For most people, references are often asked for as part of a job application. There is usually no legal obligation to provide a reference however this helps the future employer get a more accurate picture about the person they are considering employing. Employers who provide references must make them fair and accurate and they must handle them fairly and consistently.
Johnson Underwood has provided an insight into the truth regarding references to help gain a better understanding of what they are and how they should be handled.
An employment reference gives important information to a potential new employer that helps them to decide if a candidate is suitable for a role. Anybody can look good on paper and even in an interview, but this doesn’t always provide an accurate picture.
A previous employer can usually choose if they want to provide a reference or not and if they do, how much information they want to provide. Previous employers may provide a few basic facts about the job applicant such as their name and the dates that they worked there and nothing more. However, some companies are happy to provide a more detailed reference. Only certain industries such as those regulated by the Financial Services Authority are required to give a reference by law.

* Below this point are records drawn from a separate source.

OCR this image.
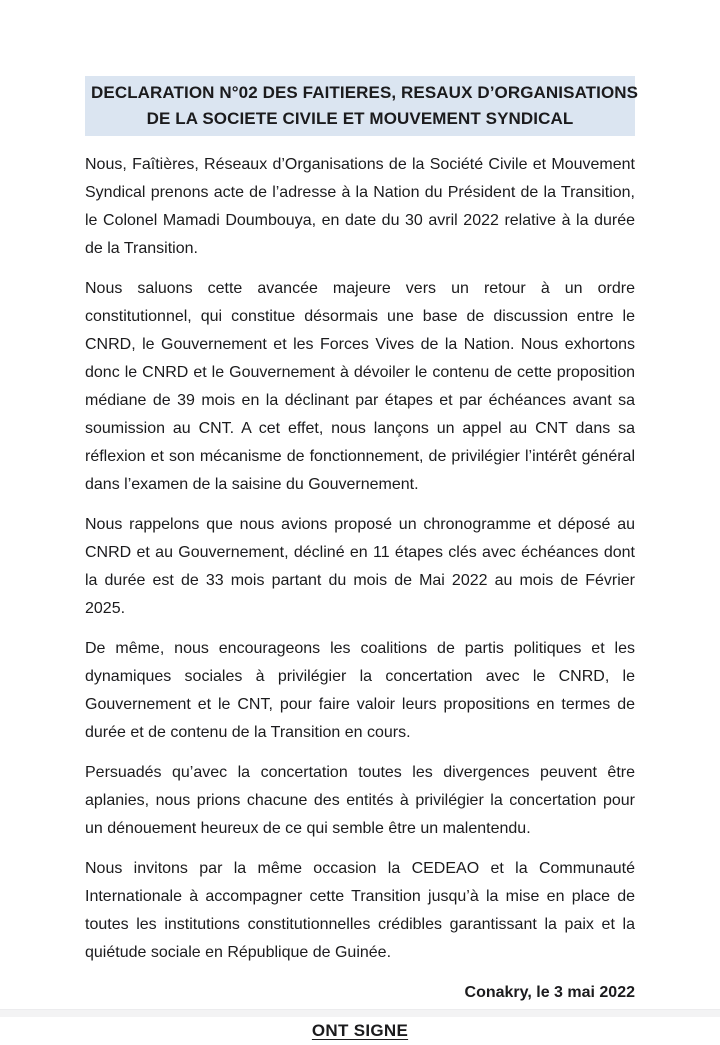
DECLARATION N°02 DES FAITIERES, RESAUX D’ORGANISATIONS
DE LA SOCIETE CIVILE ET MOUVEMENT SYNDICAL

Nous, Faîtières, Réseaux d’Organisations de la Société Civile et Mouvement Syndical prenons acte de l’adresse à la Nation du Président de la Transition, le Colonel Mamadi Doumbouya, en date du 30 avril 2022 relative à la durée de la Transition.

Nous saluons cette avancée majeure vers un retour à un ordre constitutionnel, qui constitue désormais une base de discussion entre le CNRD, le Gouvernement et les Forces Vives de la Nation. Nous exhortons donc le CNRD et le Gouvernement à dévoiler le contenu de cette proposition médiane de 39 mois en la déclinant par étapes et par échéances avant sa soumission au CNT. A cet effet, nous lançons un appel au CNT dans sa réflexion et son mécanisme de fonctionnement, de privilégier l’intérêt général dans l’examen de la saisine du Gouvernement.

Nous rappelons que nous avions proposé un chronogramme et déposé au CNRD et au Gouvernement, décliné en 11 étapes clés avec échéances dont la durée est de 33 mois partant du mois de Mai 2022 au mois de Février 2025.

De même, nous encourageons les coalitions de partis politiques et les dynamiques sociales à privilégier la concertation avec le CNRD, le Gouvernement et le CNT, pour faire valoir leurs propositions en termes de durée et de contenu de la Transition en cours.

Persuadés qu’avec la concertation toutes les divergences peuvent être aplanies, nous prions chacune des entités à privilégier la concertation pour un dénouement heureux de ce qui semble être un malentendu.

Nous invitons par la même occasion la CEDEAO et la Communauté Internationale à accompagner cette Transition jusqu’à la mise en place de toutes les institutions constitutionnelles crédibles garantissant la paix et la quiétude sociale en République de Guinée.

Conakry, le 3 mai 2022

ONT SIGNE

Employment references can also provide answers to specific questions the potential employer has asked about the applicant not usually given as basic facts, like absence levels and confirming the reason for leaving, details about the persons skills and abilities and details about character and strengths and weaknesses.
A reference must be a true, accurate and fair reflection of the job applicant. When opinions are provided, they should be based on facts. Personal references can sometimes be provided by individuals who know the job applicant such as a teacher. References should not include irrelevant personal information. References can be required at any stage of the recruitment process. Job applications should say if references will be required and at what stage of the recruitment process they will be needed. Employers must only seek a reference from a candidate’s current employer with their permission.
If a job applicant is offered a job there are two types of job offer that can be made:
• A conditional job offer. This can be withdrawn if the applicant doesn’t meet the employer’s condition for example, satisfactory references.
• An unconditional job offer. Once an unconditional offer is made this cannot be withdrawn and if accepted a contract is formed.
Once an employer has received satisfactory references and informed the job applicant an unconditional job offer can be made. Ideally, employees should wait until they get an unconditional offer before handing in their notice.
Some references might show that a candidate is not suitable for the role they are applying for. It might suggest that the person doesn’t have enough experience of relevant responsibilities, that the reason for leaving the current job is different to what the job applicant put in their application, or that the job applicant didn’t describe their current job properly.
The above mainly applies for those candidates seeking permanent work however if you are a temporary worker, you still have to provide references and if you have gaps you will have to provide a character reference too.